New data presented at the 2007 RSNA meeting may help ease fears that use of preoperative breast MRI will hike mastectomy rates and cause delays in time to surgery.
New data presented at the 2007 RSNA meeting may help ease fears that use of preoperative breast MRI will hike mastectomy rates and cause delays in time to surgery.
Greater utilization of dynamic contrast-enhanced MRI at the University of California, San Diego over a six-year period helped improve surgery planning for tough cases without hiking mastectomy rates, according to a retrospective study by Dr. Christopher Comstock and colleagues.

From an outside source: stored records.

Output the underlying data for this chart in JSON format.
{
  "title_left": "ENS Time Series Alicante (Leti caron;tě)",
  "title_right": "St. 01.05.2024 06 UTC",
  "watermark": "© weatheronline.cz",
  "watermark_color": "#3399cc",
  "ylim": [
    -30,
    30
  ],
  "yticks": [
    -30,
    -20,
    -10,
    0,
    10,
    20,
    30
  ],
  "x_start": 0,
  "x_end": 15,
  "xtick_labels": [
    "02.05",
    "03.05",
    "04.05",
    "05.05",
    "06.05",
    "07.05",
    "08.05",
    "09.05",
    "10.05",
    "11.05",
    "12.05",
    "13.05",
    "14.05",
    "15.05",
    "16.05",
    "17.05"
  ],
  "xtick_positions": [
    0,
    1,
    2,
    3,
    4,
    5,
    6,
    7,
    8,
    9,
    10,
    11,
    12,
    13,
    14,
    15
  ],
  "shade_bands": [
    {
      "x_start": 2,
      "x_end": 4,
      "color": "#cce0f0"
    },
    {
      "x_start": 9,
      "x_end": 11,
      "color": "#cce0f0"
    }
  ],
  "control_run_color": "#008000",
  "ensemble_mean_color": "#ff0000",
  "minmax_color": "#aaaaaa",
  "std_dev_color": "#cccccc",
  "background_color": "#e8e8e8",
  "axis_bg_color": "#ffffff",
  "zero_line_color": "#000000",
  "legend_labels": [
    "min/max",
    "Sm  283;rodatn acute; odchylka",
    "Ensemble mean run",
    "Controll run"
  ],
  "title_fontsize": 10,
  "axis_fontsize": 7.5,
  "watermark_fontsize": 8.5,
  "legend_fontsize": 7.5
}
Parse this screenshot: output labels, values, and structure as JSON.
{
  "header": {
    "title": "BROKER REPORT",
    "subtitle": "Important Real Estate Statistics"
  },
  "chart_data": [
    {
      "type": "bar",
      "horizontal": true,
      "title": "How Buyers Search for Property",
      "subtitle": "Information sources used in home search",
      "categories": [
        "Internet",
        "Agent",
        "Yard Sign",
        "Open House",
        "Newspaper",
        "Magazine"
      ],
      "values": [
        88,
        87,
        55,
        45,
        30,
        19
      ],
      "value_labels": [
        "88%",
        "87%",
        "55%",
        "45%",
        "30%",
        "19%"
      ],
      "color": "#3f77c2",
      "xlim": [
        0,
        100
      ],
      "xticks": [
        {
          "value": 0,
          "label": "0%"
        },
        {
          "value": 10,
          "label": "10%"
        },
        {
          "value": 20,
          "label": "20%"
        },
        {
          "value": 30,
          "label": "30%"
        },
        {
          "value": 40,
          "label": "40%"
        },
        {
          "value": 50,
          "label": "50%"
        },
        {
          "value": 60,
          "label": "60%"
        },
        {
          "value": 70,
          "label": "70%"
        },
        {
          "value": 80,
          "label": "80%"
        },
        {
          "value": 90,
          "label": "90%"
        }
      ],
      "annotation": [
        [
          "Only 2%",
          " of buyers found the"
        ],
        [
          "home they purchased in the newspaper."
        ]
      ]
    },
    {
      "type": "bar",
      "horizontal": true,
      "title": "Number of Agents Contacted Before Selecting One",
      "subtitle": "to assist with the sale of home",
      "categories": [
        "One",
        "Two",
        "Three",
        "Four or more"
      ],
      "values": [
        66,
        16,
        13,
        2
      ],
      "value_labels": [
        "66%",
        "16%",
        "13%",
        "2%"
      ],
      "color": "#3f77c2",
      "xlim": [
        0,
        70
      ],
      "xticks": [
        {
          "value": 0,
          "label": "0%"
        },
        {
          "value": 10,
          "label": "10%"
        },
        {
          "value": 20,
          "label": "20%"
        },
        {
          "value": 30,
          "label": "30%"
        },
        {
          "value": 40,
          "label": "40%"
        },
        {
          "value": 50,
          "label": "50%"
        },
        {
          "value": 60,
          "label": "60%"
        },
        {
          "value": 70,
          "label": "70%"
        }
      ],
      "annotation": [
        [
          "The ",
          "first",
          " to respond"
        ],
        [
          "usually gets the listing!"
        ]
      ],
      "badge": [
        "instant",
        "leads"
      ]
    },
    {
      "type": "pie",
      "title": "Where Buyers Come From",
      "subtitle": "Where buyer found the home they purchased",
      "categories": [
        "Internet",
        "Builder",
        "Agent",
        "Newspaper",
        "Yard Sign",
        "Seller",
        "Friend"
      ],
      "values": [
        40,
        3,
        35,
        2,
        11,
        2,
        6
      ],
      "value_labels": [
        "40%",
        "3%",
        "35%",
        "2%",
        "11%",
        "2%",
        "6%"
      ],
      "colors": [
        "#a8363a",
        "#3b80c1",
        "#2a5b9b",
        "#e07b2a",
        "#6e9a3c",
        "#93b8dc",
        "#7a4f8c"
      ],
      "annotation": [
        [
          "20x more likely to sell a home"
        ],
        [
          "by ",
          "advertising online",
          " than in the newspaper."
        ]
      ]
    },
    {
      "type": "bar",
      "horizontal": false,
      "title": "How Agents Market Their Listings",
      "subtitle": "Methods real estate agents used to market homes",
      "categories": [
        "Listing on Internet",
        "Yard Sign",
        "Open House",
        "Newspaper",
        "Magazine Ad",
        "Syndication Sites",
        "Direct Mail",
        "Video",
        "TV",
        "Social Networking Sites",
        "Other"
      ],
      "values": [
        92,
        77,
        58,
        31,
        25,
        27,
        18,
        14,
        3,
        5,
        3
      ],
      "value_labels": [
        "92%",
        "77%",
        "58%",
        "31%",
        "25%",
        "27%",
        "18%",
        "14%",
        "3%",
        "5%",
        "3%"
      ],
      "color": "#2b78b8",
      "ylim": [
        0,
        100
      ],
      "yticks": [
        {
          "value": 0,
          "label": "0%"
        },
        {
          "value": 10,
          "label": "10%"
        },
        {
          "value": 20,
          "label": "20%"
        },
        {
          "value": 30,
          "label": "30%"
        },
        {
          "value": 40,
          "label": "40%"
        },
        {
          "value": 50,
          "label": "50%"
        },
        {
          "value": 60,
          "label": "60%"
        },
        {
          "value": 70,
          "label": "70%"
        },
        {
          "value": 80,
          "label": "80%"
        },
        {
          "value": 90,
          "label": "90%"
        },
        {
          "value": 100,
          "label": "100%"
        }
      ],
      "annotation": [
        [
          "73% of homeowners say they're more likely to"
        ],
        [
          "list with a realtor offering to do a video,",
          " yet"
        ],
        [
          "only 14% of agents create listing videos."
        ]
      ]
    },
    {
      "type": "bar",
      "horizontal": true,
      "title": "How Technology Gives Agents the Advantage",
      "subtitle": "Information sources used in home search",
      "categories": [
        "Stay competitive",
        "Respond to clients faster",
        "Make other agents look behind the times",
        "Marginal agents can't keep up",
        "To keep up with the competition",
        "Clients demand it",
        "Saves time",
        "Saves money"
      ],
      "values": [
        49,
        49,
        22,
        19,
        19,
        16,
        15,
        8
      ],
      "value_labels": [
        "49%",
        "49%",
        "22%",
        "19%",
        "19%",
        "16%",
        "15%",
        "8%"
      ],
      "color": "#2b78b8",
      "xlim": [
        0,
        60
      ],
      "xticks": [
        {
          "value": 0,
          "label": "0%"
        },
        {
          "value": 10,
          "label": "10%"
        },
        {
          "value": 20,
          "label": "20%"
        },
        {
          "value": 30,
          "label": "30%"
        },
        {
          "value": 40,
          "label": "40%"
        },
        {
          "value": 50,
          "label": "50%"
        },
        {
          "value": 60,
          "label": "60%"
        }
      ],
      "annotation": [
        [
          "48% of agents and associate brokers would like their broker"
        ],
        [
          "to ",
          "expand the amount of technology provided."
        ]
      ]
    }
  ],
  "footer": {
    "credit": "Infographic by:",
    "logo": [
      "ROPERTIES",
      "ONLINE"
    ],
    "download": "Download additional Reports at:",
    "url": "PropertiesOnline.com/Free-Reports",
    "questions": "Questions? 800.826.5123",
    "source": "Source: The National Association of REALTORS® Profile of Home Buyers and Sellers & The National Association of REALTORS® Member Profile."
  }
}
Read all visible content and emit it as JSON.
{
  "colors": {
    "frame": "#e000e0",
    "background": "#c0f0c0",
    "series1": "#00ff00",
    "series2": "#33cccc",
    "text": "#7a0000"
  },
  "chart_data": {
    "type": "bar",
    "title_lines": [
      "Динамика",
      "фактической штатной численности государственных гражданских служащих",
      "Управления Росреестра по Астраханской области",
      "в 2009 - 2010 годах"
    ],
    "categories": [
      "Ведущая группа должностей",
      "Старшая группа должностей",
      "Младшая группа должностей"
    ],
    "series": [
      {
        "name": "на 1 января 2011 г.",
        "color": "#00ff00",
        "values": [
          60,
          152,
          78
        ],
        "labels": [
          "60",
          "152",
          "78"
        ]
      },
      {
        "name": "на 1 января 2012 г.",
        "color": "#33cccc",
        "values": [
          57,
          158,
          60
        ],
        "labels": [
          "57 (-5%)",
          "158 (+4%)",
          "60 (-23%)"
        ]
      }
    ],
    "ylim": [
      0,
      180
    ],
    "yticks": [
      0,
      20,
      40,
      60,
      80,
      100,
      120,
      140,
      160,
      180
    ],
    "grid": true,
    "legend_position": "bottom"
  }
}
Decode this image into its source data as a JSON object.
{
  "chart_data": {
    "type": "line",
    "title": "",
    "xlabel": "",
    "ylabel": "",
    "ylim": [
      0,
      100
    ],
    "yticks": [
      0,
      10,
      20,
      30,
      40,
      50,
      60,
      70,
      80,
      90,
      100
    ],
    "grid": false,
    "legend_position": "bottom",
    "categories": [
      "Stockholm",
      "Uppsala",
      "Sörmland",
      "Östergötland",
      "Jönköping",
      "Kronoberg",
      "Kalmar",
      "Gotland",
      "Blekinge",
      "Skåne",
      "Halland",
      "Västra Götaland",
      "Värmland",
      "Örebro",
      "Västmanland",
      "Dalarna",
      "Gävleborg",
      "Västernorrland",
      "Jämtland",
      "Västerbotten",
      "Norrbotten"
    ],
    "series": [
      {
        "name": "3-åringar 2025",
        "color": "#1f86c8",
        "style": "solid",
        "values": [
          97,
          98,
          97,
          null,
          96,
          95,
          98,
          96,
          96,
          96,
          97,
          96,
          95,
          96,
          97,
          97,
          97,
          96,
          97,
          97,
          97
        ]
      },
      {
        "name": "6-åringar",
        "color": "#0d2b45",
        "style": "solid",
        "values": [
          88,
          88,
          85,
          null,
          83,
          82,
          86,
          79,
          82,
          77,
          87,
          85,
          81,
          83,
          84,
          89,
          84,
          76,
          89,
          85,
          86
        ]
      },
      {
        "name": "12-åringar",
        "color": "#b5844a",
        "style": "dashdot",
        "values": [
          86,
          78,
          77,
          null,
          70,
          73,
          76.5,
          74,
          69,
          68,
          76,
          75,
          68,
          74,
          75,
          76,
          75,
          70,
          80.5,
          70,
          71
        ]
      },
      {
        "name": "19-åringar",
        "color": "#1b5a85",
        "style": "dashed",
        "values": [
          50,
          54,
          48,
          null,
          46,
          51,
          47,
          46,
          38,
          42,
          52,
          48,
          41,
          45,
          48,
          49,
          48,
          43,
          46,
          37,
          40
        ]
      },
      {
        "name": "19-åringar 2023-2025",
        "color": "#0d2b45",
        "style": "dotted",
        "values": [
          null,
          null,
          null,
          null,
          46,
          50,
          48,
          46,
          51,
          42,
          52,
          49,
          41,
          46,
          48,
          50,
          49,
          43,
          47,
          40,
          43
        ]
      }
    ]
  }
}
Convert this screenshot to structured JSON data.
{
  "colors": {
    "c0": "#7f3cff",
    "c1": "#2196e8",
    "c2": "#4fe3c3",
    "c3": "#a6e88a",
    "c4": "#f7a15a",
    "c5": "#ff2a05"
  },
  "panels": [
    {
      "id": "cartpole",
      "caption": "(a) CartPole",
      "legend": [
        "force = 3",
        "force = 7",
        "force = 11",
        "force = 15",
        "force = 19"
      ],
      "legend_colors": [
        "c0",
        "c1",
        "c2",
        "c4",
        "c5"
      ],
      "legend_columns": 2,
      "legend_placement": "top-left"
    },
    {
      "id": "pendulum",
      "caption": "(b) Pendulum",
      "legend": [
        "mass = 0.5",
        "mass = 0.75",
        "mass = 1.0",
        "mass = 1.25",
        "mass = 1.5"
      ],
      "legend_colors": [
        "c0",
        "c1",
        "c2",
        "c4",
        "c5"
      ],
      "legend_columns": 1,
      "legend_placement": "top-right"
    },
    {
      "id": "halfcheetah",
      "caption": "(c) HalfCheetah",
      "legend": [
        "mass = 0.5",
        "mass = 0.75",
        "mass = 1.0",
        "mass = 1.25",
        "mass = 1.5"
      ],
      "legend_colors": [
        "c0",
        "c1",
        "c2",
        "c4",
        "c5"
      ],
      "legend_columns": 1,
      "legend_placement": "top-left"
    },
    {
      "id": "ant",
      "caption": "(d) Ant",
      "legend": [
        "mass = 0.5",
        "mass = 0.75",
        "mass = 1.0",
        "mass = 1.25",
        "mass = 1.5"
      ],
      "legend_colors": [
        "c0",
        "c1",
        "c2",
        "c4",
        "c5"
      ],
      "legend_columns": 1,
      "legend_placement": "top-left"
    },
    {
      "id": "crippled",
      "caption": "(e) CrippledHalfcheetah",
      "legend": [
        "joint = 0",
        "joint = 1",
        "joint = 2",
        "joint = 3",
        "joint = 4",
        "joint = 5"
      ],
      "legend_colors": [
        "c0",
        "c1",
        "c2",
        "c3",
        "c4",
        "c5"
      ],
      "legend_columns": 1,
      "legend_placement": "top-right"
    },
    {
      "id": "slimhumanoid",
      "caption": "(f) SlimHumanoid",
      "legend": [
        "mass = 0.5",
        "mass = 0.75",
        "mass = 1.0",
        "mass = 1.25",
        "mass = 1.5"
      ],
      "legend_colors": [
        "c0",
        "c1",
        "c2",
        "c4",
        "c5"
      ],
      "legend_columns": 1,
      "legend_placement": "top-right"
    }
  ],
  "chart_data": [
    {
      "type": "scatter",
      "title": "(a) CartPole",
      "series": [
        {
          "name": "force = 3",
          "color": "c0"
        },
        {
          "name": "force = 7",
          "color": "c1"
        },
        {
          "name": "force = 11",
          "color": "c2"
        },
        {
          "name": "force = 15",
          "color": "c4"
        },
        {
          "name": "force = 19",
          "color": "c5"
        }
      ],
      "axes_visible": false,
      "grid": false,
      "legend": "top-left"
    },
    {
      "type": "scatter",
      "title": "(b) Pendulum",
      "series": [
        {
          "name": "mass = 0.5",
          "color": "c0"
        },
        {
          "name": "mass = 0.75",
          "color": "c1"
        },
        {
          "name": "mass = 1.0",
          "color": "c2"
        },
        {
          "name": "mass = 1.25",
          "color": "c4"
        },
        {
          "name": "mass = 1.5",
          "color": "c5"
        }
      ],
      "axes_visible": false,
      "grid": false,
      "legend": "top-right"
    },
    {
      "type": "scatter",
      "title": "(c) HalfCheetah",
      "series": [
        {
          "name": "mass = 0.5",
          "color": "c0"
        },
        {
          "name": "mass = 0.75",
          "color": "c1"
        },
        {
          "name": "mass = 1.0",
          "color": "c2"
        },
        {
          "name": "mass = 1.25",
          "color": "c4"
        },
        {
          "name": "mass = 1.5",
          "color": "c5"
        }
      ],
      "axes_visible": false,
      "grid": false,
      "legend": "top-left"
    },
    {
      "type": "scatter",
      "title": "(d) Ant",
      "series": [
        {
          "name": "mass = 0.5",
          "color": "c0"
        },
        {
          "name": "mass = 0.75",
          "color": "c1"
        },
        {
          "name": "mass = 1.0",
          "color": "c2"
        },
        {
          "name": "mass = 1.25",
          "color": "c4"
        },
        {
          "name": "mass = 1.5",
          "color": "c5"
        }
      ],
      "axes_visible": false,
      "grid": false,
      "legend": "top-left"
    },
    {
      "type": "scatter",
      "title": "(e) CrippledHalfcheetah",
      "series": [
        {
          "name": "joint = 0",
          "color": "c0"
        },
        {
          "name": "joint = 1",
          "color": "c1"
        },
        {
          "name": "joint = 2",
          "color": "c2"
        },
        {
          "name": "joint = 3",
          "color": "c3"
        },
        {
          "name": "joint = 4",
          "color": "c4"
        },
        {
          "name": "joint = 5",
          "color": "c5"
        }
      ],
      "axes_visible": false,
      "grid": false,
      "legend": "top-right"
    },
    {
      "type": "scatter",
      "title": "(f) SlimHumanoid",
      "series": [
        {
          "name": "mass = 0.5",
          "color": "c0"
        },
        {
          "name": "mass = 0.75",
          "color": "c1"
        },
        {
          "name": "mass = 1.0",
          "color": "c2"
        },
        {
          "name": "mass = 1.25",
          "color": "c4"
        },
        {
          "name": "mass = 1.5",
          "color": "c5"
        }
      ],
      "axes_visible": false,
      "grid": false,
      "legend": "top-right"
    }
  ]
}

The UCSD study evaluated the effects of preoperative MRI on surgery in terms of delays and margins on patients with biopsy-proven breast cancer who underwent surgery at UCSD from 2000 to 2006. In the first two years of the study period, only one patient had preoperative MRI, but by the latter part of 2003, 40% to 50% of surgical patients were undergoing the imaging study.
Critics say preoperative MRI can increase mastectomy rates and cause delays in surgery due to clinically insignificant disease detected by MRI. They are less likely to cite lumpectomy's positive margin rates, which range from 30% to 40% nationwide and result in multiple surgeries to obtain clear margins. At UCSD, the lumpectomy negative margin rate was higher for those who had preoperative MRI (80%) versus those who did not (75%).
"This may not seem like a big difference, but those who underwent preoperative MRI had larger or more complicated cancers or parenchymal patterns," Comstock said.
Furthermore, lumpectomy negative margin rates reached 90% by 2006 and there was no significant difference in the time to surgery. Despite increasing utilization of preoperative MRI, mastectomy rates remained stable throughout most of the study period, thanks to good communication between specialists and effective counseling of patients, Comstock reported.